Plug and play genomics for next-gen therapies
By Simon Lesbirel
Biologists have developed protocols that lend themselves to checking the fidelity of genomic edits on which the safety of cell and gene therapy depends. Now it’s time to automate these workflows to support therapy manufacturing. Fortunately, we already have the track record and the beginnings of an automation solution.
Cell and gene therapies have the remarkable potential to provide targeted and potentially curative treatments for diseases once considered untreatable. The safety of these therapies, however, is closely tied to the specificity of genomic editing tools used to cut and edit at precise genomic targets.
It’s important for therapeutic cell edits to be on target, in the correct copy number and without off-target integrations. Regulators are alert to the associated risks, and sequencing is increasingly used as a Quality Control (QC) and monitoring tool. Going forward, the need for cell and gene therapy QC will only grow as these therapies expand into non-life-threatening diseases.
Sequencing-based QC
Whole genome sequencing is one potential solution. Whilst this approach reveals a lot of information on the
context of the genomic edits, it does come with several drawbacks. It generates more data than required, increasing the costs of computation and storage, and often, in the case of short-read sequencing, does not give the architectural information required to understand the edited region and its genomic context.
More likely, the solution will be found in a targeted enrichment approach. The omics industry has produced a variety of workflows for both long- and short-read sequencing platforms to enrich regions of interest, aiding in the identification of integration sites and copy numbers. Examples include Targeted Locus Amplification (TLA), CIRCLE-Seq, GUIDE-Seq and Nanopore Cas9-Targeted Sequencing (NCATS).
However, despite their clear value, these workflows are still highly complex and take hours or even days to complete. Additionally, the risk of handling errors poses a significant threat, potentially leading to unacceptable delays in the delivery of vital therapies.
Automation solutions
In research laboratories, sample and library preparation is traditionally automated on liquid handling robots. However, these robots are not completely hands-free and still require manual transfer between instruments.
In addition, current liquid handling robots are set out in a standard format that relies on batching samples to make the process efficient. In a manufacturing or QC setting, this could result in unacceptable wait times between batches of therapy. Alternatively, manufactures may send samples to a core facility to carry out the QC workflow, but this adds shipping time to already tight manufacturing deadlines to get the therapies to patients.

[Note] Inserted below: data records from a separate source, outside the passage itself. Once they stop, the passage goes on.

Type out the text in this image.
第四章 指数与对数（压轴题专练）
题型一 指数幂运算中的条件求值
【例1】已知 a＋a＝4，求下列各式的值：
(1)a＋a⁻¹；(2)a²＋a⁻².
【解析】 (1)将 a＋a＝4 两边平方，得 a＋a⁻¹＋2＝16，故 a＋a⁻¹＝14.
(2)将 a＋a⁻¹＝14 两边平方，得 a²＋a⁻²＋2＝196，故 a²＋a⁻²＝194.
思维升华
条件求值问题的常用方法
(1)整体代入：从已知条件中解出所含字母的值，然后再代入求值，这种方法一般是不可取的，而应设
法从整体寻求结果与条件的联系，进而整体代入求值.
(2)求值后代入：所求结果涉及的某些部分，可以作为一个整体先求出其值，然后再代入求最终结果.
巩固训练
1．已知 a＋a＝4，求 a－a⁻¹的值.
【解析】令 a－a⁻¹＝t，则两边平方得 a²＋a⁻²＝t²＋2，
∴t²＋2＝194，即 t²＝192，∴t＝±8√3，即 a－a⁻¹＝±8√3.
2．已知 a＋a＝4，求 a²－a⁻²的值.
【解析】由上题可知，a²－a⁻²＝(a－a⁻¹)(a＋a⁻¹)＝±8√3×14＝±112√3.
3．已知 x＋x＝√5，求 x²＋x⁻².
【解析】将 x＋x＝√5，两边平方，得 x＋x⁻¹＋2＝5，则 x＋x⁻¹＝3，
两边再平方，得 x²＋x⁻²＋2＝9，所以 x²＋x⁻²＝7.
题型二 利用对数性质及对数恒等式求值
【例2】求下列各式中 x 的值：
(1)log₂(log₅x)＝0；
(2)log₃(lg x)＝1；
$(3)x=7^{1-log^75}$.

Bringing “plug and play” to the manufacturing facility
More recently, the omics industry has seen the rise of “plug and play” automation systems for standard sequencing library prep. Tecan’s Magic Prep and ONT’s ElysION, for example, demonstrate the development of user-friendly (plug and play) solutions capable of handling complex workflows with minimal user interactions.
These instruments not only reduce the hands-on time to complete what would otherwise be a cumbersome, all-manual workflow from hours to minutes, but they also incorporate clever technologies to ensure the efficient use of reagents in unpredictable on-demand use.
However, because these instruments have not been designed for the complex genomic QC workflows described above, they would still require a number of off-instrument steps and user inputs to process samples.
To support a therapy manufacturing facility, solutions should be able to process a variable number of samples in line with therapy demand with minimal setup, simply by inserting a reagent pack, loading samples, and pressing “Go”.
They would also need to handle the significantly varying volume requirements from sample input (uL-mL) to completed library and efficiently use and manage high-cost reagents.
Ideally, at the other end of the workflow, the system would directly interface with the sequencing platform. For a truly plug and play solution, the results of the sequencing also need to be processed and documented in a simple, understandable format, reducing the need for further data processing.
LINKing in Serendipity
We started working on a system that could serve as the foundation for a solution even before the need to automate library prep for cell and gene therapy QC became apparent.
Our in-house project, LINK, facilitates the rapid integration of complex biological workflows, including whole transcriptome/genome and single-cell workflows, with the potential for targeted enrichment approaches. LINK enables the integration of these benchtop protocols into bespoke consumables.
The platform is designed so we can add specific modules, eliminating the need for additional instruments, such as centrifugation or optical analysis, outside of the automated system.
LINK can accommodate all the functionalities needed to accelerate the integration of the complex workflows above, paving the way for the development of automation solutions for the cell and gene therapy manufacturing facility.
TTP has a long track record in the development of instruments and platforms that integrate and automate complex biological workflows, for example in Diagnostics. With dedicated experts in both Omics and Cell and Gene Therapy, TTP is uniquely positioned to assist clients in transitioning genomic QC workflows into custom “plug and play” instrumentation.